Aroa Biosurgery Ltd (ASX: ARX) knocked the lights out on its ASX opening day debut on Friday.
The New Zealand-based medical company entered the Australian market on the final day of trading last week. It sold 40 million new shares at an initial offering of 75 cents per share, raising $30 million. Early investors sold another $15 million worth of shares.
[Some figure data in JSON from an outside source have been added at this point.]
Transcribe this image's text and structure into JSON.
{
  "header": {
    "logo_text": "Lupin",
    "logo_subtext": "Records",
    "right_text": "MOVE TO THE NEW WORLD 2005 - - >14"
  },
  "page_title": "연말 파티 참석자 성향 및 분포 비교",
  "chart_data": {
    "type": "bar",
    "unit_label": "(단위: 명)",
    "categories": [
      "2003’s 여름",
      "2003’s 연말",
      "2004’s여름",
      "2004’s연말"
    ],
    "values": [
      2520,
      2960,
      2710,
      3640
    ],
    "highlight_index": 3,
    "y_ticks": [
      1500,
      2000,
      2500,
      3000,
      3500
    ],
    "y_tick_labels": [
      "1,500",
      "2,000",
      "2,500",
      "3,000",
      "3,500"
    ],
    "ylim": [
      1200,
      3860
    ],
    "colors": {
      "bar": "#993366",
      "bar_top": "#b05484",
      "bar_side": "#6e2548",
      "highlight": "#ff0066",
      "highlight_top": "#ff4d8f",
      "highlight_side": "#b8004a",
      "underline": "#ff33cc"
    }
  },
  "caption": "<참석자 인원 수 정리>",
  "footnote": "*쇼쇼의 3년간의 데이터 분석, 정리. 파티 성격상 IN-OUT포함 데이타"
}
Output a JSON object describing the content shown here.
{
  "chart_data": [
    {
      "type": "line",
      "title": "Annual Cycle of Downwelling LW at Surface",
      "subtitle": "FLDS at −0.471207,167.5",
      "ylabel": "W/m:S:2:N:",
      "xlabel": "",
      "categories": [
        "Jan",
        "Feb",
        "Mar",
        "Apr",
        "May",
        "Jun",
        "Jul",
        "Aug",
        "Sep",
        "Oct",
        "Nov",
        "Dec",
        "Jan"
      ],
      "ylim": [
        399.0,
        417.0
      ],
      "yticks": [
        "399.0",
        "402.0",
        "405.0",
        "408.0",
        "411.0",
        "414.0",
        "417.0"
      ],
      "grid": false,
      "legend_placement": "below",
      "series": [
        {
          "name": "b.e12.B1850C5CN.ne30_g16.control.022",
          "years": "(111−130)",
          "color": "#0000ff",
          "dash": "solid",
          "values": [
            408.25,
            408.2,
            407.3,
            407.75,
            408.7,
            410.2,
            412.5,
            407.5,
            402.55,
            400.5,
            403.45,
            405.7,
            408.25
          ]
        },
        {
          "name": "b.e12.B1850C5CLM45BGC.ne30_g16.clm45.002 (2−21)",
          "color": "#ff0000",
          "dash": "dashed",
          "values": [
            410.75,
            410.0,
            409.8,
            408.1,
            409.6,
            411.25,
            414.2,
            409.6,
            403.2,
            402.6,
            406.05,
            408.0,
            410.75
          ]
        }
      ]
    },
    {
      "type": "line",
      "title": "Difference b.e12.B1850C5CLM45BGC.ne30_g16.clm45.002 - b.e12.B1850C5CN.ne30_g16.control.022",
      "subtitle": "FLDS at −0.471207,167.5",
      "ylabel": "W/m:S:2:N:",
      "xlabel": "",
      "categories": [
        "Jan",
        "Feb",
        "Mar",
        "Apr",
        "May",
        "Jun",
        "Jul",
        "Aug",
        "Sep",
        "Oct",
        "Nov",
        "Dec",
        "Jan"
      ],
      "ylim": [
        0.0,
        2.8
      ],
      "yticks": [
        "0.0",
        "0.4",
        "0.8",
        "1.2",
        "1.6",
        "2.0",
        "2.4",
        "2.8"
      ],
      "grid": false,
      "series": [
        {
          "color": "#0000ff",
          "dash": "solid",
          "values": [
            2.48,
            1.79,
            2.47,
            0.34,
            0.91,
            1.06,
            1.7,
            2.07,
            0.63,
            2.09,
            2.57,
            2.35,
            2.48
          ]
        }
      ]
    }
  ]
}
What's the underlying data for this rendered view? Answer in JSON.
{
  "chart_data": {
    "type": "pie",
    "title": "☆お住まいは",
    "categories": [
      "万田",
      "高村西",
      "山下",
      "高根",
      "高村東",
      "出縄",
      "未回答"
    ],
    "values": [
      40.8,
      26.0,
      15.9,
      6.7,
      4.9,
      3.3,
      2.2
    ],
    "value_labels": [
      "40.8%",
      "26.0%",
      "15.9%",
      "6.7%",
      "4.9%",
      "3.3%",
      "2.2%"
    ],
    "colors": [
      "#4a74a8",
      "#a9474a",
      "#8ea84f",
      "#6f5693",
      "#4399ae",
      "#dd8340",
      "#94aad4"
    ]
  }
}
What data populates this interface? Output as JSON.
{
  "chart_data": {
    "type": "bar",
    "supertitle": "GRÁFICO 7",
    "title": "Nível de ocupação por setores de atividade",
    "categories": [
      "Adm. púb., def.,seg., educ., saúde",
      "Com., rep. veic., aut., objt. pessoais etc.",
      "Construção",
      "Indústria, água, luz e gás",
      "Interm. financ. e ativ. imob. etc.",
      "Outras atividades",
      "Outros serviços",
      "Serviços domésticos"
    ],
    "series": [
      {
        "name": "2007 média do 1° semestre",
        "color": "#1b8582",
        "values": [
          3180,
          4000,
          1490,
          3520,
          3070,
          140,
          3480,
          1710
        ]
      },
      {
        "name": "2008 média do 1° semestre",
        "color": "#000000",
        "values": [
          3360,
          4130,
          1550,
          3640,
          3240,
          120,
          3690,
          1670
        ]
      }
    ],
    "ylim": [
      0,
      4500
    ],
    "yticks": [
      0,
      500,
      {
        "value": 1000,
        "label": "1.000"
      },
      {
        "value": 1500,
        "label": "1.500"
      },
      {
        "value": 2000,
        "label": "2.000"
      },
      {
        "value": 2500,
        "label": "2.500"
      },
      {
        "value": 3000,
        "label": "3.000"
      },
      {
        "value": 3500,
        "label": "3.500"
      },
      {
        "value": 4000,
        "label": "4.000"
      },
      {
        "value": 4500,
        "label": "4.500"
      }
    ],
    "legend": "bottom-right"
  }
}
New investors clearly saw that as a bargain. By 11.10 am (AEST) on Friday, the Aroa share price had more than doubled to $1.52. By the closing bell, Aroa shares had declined slightly, finishing the day at $1.35. Still a healthy 80% daily gain.
As you'd expect, Aroa founder and CEO Brian Ward was elated by the results. He told AAP, "We knew after the roadshow that we had good institutional demand, we knew today would go well, but it's been surprising how well it's gone. … It's been quite a party."
What does Aroa Biosurgery do?
Aroa is a soft tissue regeneration company focused on improving wound healing. Its regeneration platform, Endoform, is developed from sheep forestomach.
The company says that Endoform is 20% to 60% less expensive than similar biological products manufactured by its competitors. Its products have been used in more than 4 million procedures at 600 hospitals.
What next for Aroa?
Aroa doesn't plan to sit on its laurels. The company intends to use its initial public offering (IPO) funds to expand into the massive United States (US) market. It already has 5 commercial products approved for sale in the US.
Today, the Aroa share price closed trading at $1.47, up another 8.89% from Friday's close.
While it would have been nice to get your hands on some shares at 75 cents, we may well look back at the current price of $1.47 as a grand bargain in a year's time.